Calificar la recreación pictórica del Ecce Homo en la iglesia del pueblo español de Borja, como posible acontecimiento estético más importante en lo que va del siglo XXI, puede ser un ejemplo de lo sugerido por la recordada bloguista, y aunque no lo tengo por hábito, lo hice de manera más o menos deliberada. Pero no injustificada.

El emergente del Cristo de Borja y su restauradora Cecilia Giménez, vecina del pueblo de 80 años de edad, se produjo casi simultáneamente a otro evento, pretendidamente relacionado con el arte y extremadamente mediatizado, mientras que ambas histórias  son casi totalmente antagónicas.

Lo sucedido (material y virtualmente en las redes de internet) en torno al grupo de muchachas rusas Pussy riot aparece como un fenómeno hiper-producido, con sospechosa difusión masiva y repetitiva por los grandes medios masivos de comunicación occidentales y con grandes probabilidades de ser una puesta en escena con fines de distracción a gran escala y/o una PsyOp (operación psicológica en la jerga de la inteligencia militar).
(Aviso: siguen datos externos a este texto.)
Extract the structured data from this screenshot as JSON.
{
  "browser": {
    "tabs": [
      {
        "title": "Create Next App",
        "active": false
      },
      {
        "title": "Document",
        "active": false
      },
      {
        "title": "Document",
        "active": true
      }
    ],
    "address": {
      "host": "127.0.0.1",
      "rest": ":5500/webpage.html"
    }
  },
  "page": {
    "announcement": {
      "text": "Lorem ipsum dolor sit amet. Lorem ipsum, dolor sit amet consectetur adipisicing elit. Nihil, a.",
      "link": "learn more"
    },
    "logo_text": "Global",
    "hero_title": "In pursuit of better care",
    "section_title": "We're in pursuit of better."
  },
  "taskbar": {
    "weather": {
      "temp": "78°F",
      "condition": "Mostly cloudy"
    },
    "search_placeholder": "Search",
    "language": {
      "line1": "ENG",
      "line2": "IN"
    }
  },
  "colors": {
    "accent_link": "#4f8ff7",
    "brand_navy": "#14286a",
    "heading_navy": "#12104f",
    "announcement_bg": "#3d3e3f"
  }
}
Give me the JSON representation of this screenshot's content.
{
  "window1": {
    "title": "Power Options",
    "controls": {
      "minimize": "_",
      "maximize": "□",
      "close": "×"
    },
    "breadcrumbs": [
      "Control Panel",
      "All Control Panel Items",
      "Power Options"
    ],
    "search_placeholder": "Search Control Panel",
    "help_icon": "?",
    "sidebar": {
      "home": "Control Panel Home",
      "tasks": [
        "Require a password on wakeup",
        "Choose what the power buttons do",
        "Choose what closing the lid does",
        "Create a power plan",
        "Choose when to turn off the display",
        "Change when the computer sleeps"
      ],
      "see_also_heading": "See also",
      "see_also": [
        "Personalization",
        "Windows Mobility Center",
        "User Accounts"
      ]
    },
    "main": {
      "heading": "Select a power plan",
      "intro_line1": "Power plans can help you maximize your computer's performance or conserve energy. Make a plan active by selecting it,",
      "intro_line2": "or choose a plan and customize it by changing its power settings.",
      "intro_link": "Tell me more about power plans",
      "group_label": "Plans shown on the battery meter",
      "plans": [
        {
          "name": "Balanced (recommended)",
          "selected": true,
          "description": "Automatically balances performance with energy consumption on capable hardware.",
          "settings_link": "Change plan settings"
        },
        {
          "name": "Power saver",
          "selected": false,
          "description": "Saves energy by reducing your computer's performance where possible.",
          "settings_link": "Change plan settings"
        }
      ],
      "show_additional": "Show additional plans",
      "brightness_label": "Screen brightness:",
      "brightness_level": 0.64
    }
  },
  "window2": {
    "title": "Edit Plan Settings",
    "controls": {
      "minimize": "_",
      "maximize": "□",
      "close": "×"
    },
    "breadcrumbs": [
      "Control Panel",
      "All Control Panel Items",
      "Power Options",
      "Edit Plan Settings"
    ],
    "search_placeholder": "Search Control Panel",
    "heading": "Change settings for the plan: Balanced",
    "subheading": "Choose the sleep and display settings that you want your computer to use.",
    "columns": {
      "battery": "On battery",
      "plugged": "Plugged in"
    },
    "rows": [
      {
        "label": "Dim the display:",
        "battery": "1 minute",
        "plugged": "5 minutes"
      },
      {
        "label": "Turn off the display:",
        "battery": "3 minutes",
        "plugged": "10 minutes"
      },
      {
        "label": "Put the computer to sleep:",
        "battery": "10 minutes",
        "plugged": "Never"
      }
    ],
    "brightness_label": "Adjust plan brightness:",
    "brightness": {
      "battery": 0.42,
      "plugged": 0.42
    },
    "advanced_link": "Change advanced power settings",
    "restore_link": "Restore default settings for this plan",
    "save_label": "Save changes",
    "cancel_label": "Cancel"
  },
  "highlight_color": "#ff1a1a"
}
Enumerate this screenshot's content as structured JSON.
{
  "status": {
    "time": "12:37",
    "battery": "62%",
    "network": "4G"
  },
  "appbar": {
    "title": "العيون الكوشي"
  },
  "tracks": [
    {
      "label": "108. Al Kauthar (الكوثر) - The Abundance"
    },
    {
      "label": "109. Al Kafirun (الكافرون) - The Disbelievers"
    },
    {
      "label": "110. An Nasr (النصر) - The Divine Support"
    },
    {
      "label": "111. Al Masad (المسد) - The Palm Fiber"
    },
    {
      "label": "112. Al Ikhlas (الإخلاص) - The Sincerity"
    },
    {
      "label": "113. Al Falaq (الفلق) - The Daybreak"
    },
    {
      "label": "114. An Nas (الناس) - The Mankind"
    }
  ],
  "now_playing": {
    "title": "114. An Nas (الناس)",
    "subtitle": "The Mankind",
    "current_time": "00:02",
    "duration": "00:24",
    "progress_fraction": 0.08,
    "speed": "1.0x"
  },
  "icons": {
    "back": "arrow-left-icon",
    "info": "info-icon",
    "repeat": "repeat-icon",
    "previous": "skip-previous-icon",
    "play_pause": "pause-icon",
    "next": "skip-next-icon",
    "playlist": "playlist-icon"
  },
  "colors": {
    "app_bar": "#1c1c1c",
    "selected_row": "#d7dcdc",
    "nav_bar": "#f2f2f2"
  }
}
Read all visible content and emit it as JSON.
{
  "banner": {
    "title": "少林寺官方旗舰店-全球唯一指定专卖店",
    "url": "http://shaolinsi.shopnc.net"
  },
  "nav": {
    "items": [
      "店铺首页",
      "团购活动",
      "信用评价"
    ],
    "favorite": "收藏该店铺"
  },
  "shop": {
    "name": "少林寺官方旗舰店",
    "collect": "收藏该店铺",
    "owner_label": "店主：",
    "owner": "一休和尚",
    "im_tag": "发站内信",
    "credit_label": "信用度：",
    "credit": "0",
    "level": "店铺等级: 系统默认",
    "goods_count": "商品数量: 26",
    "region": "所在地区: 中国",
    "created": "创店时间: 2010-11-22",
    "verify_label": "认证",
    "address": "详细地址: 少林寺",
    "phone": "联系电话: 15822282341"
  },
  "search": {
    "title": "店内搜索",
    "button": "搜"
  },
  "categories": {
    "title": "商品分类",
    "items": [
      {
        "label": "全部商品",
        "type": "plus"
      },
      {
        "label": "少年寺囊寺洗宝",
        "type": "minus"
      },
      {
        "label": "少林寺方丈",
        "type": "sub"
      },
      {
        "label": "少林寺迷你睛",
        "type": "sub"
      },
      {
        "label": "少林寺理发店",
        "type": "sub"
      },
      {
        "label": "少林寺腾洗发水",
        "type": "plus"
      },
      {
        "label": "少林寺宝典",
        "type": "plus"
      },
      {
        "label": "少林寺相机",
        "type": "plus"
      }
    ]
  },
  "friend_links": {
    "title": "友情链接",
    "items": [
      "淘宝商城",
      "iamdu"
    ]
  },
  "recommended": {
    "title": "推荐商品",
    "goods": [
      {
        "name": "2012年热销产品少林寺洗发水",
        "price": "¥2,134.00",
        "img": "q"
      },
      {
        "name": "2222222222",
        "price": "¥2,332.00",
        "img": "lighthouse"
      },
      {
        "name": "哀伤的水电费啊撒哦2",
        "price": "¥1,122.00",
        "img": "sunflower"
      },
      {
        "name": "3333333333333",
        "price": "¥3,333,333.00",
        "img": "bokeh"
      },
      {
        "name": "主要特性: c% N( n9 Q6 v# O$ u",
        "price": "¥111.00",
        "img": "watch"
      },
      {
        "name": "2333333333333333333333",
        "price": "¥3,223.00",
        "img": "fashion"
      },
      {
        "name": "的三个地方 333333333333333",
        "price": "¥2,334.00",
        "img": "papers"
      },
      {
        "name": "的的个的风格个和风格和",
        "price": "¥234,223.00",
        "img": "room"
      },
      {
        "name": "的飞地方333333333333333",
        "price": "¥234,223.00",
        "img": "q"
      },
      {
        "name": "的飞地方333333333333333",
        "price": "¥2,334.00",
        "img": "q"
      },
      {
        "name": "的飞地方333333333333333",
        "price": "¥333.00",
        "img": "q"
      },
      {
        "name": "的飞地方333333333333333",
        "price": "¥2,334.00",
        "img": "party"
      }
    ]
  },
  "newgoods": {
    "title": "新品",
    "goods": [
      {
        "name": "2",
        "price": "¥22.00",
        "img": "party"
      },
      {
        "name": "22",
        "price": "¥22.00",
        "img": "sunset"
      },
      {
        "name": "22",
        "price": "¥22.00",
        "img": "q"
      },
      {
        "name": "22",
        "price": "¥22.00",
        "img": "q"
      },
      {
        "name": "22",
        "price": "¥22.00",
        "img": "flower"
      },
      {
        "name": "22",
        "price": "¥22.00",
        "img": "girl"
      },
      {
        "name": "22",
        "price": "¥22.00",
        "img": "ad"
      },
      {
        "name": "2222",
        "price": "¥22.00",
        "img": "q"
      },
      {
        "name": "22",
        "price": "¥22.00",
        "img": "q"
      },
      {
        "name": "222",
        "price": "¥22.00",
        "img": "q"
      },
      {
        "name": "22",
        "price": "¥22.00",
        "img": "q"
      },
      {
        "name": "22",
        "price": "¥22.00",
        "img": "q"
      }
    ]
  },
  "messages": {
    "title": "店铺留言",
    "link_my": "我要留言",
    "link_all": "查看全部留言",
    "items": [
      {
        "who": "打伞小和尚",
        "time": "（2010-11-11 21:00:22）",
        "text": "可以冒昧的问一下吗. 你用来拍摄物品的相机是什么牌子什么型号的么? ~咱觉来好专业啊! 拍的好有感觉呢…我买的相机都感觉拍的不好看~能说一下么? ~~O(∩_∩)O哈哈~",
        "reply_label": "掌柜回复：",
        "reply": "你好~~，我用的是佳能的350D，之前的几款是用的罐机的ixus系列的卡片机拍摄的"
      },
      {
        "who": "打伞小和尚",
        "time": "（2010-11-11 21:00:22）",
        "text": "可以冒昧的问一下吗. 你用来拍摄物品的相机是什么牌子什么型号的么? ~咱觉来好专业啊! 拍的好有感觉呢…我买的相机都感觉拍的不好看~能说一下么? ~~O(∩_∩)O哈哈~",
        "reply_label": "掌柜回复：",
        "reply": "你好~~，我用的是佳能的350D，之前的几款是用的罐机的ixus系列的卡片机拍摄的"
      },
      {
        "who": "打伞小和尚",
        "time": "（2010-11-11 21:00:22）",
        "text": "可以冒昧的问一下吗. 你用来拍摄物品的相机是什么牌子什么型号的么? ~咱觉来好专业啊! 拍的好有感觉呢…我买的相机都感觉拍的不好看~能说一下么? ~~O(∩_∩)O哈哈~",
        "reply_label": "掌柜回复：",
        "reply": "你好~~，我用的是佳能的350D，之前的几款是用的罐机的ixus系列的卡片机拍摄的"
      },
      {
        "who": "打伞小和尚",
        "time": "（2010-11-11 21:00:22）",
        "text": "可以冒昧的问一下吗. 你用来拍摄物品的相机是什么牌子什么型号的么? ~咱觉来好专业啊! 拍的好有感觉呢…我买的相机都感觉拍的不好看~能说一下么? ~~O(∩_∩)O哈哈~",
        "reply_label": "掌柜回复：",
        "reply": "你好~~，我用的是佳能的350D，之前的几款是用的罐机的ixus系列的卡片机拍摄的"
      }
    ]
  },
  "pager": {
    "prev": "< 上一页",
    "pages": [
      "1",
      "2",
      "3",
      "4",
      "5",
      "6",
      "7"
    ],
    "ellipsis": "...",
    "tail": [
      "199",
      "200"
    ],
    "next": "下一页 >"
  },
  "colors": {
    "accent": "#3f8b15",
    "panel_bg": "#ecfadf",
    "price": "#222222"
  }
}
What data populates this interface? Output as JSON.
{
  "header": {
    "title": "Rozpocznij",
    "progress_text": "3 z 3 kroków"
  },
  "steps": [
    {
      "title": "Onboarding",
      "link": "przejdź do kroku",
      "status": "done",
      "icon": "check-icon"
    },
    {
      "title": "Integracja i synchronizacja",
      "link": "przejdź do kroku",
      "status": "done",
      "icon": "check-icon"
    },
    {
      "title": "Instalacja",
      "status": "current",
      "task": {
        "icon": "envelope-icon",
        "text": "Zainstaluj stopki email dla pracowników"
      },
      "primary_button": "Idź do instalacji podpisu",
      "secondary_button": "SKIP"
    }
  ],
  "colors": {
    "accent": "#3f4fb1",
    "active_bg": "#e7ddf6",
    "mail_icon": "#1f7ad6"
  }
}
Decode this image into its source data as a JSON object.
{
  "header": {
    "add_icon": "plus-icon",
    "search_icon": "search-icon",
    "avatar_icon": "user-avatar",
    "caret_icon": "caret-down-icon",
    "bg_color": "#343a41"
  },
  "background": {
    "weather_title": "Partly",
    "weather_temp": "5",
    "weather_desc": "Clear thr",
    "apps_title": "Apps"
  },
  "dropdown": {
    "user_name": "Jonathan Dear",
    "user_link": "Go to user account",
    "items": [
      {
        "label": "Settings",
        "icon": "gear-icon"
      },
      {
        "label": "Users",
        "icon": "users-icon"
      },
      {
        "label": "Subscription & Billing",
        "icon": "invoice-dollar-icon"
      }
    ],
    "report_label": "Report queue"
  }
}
Mientras que la restauración fallida y a la vez consagratoria, de un deteriorado fresco con la imágen del rostro de Cristo, comenzó como un hecho pueblerino y sin grandes pretensiones. Su resonancia en las redes sociales virtuales fué espontánea y autoorganizada, contribuyendo muy rápidamente a la repercusión social real, inimaginada previamente y sin premeditación constatable.

La acción casi anónima de una veterana se tornó acontecimiento artístico universal, con repercusiones genuinas de solidaridad, agradecimiento, compasión y admiración, que colocaron a su obra en la galería del reconocimiento mundial, mediante las redes de internet con su potencial de participación y democracia directa.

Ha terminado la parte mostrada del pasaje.